Image © Kengo Kuma & Associates
The studio creates a series of cone-shaped volumes in various proportions and they are generated by being pushed and pulled vertically and horizontally to create particular experiences for each program.
The cone shape roofs extruded above correspond to the division of pools at the ground floor. Each pool has a distinctive space in the almost exaggerated scale with concentrated light and shadow through large skylights above.
Image © Luxigon
"The level above the ground floor is defined as the “negatives” of these extruded roof volumes. It is an open air pool and hot bath that one would experience swimming and dipped in the “valley” among the architectural hills," explained the architects.
"The inverted cone in the central position works as structural core. It is the deepest void, “valley” among these roofs where outdoor stairwell is placed."
The studio chooses grey-coloured brick to relate to the context of the area and to highlight the quality and aesthetic of the traditional Danish craft. Yuki Ikeguchi, Partner in charge, said that "Its haptic texture and warm natural earthy color tones of masonry would achieve the tangible skin defining interior and exterior. In our proposal we are exploring the potential of brick in its small scale texture being expressed in the large scale of the architecture."
Image © Kengo Kuma & Associates
The buildings' small units allow architects to play with various openings and tectonics, screening natural lights and shadow that reflects on the water surface. The brick façade in various level opacity and transparency will glow with warm light at night and in cold season when dark hours last long.
"The perforated and screened brick skin would let soft light out in distinct manner. The dust of lights and their reflection on the water would glow at night and signals the presence of the new masterplan development and expresses itself as new unique icon," added Yuki Ikeguchi, Partner in charge.
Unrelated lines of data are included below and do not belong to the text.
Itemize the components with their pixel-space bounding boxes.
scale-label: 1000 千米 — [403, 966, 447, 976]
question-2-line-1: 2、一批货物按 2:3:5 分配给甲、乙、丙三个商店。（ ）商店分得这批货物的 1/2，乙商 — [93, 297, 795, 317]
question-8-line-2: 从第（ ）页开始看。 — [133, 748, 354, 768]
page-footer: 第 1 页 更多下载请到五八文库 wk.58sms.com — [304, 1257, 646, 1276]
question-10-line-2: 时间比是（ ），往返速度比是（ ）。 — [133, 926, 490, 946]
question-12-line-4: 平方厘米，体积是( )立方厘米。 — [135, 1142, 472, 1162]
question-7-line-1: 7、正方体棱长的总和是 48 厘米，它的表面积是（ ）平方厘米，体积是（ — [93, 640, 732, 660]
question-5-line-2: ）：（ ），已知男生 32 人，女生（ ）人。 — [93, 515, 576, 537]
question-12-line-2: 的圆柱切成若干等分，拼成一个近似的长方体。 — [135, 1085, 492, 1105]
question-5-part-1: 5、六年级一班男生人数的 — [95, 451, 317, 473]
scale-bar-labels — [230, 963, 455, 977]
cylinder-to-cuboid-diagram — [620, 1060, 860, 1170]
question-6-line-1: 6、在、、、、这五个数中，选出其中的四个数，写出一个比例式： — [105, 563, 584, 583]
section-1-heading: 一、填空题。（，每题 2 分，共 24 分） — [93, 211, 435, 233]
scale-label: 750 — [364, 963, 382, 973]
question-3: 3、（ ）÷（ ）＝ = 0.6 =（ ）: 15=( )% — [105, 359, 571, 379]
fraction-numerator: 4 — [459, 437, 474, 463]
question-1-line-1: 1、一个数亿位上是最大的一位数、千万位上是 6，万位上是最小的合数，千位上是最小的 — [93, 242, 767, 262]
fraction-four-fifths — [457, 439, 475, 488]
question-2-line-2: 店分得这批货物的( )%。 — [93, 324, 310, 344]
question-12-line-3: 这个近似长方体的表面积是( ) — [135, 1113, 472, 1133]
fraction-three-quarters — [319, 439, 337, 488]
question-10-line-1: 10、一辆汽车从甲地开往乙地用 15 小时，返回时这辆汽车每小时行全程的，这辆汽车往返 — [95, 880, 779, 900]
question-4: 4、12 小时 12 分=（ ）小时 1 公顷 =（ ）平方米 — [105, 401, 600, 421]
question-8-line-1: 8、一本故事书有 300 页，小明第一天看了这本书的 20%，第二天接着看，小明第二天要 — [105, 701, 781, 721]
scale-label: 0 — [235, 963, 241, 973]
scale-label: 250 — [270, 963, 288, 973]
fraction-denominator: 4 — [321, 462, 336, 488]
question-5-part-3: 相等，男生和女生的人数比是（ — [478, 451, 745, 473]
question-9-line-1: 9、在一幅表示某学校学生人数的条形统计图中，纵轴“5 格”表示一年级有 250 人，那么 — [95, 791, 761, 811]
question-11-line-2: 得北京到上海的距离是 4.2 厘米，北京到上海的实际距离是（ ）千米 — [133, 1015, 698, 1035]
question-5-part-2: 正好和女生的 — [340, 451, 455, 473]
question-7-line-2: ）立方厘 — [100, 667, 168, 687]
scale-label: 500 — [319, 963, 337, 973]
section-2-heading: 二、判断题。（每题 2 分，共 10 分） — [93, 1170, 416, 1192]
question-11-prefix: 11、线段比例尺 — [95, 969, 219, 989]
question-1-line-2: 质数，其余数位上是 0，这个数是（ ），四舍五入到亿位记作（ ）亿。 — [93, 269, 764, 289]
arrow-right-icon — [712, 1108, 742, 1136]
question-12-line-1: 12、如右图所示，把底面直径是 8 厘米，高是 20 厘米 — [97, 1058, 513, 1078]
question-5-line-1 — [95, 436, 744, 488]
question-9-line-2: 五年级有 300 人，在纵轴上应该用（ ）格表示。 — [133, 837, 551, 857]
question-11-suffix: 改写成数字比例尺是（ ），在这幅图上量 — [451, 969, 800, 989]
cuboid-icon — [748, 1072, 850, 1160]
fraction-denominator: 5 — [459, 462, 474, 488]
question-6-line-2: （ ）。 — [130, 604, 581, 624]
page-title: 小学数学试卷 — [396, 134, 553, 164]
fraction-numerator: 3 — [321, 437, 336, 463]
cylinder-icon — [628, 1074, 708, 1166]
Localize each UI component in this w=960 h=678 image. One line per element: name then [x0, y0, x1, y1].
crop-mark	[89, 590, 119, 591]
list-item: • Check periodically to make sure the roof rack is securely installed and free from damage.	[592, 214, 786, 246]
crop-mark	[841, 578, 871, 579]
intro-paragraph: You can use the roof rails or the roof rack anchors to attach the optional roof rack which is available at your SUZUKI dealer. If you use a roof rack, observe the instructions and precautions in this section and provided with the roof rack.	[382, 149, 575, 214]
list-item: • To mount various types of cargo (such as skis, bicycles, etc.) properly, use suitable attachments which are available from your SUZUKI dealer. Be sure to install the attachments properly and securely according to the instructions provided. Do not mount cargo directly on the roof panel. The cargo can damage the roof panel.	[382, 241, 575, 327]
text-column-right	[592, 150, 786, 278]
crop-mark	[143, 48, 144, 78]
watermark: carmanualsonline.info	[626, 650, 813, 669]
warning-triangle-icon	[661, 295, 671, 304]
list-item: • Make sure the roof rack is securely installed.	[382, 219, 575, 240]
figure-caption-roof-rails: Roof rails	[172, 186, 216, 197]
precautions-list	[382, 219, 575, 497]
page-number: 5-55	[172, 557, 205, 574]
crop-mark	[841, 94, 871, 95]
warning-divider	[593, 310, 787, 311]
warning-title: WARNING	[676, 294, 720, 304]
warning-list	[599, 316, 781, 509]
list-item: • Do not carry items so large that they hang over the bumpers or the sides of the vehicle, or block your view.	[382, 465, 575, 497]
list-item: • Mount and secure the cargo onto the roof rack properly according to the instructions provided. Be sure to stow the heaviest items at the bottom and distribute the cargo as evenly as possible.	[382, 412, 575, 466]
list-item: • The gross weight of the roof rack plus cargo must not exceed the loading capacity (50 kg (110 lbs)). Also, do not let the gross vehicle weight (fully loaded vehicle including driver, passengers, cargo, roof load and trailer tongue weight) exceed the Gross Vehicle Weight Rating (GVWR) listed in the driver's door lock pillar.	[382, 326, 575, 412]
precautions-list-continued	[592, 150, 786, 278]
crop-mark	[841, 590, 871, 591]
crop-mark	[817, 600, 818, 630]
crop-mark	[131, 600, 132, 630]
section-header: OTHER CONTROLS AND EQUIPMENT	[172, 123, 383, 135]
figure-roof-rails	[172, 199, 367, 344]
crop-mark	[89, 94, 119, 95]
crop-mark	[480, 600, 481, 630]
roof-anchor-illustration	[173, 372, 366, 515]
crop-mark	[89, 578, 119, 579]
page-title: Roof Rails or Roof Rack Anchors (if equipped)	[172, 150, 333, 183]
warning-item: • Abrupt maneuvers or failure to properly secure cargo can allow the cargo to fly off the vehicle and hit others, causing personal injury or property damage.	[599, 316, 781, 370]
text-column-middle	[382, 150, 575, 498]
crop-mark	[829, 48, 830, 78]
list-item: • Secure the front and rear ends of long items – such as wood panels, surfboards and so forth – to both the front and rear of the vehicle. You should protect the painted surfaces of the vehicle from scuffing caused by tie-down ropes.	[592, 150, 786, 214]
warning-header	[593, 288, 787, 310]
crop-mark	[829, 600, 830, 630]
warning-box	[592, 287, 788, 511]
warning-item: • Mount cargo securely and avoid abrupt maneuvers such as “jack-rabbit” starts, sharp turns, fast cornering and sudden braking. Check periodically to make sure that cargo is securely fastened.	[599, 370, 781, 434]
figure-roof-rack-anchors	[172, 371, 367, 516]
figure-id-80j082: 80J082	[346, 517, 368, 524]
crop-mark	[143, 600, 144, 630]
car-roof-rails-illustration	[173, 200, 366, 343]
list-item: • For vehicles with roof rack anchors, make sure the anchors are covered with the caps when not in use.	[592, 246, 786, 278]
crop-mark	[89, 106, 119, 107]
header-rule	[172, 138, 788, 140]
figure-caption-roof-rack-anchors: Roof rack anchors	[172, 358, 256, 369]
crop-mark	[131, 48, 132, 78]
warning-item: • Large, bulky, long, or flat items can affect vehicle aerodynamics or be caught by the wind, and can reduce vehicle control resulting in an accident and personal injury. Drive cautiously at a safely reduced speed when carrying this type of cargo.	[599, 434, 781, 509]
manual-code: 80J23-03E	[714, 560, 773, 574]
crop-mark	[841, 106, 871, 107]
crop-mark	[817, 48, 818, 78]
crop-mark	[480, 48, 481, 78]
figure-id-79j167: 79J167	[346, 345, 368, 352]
Image © Kengo Kuma & Associates
The Waterfront Culture Center reflects Kengo Kuma's architectural philosophy in a deep sense. Kuma recently talked to PLANE-SITE and explained how he integrates traditional architecture and its material qualities into his architecture with up-to-the-minute technologies. The firm recently completed a tree-like structure titled "Coeda House" without using extra columns in Shizuoka.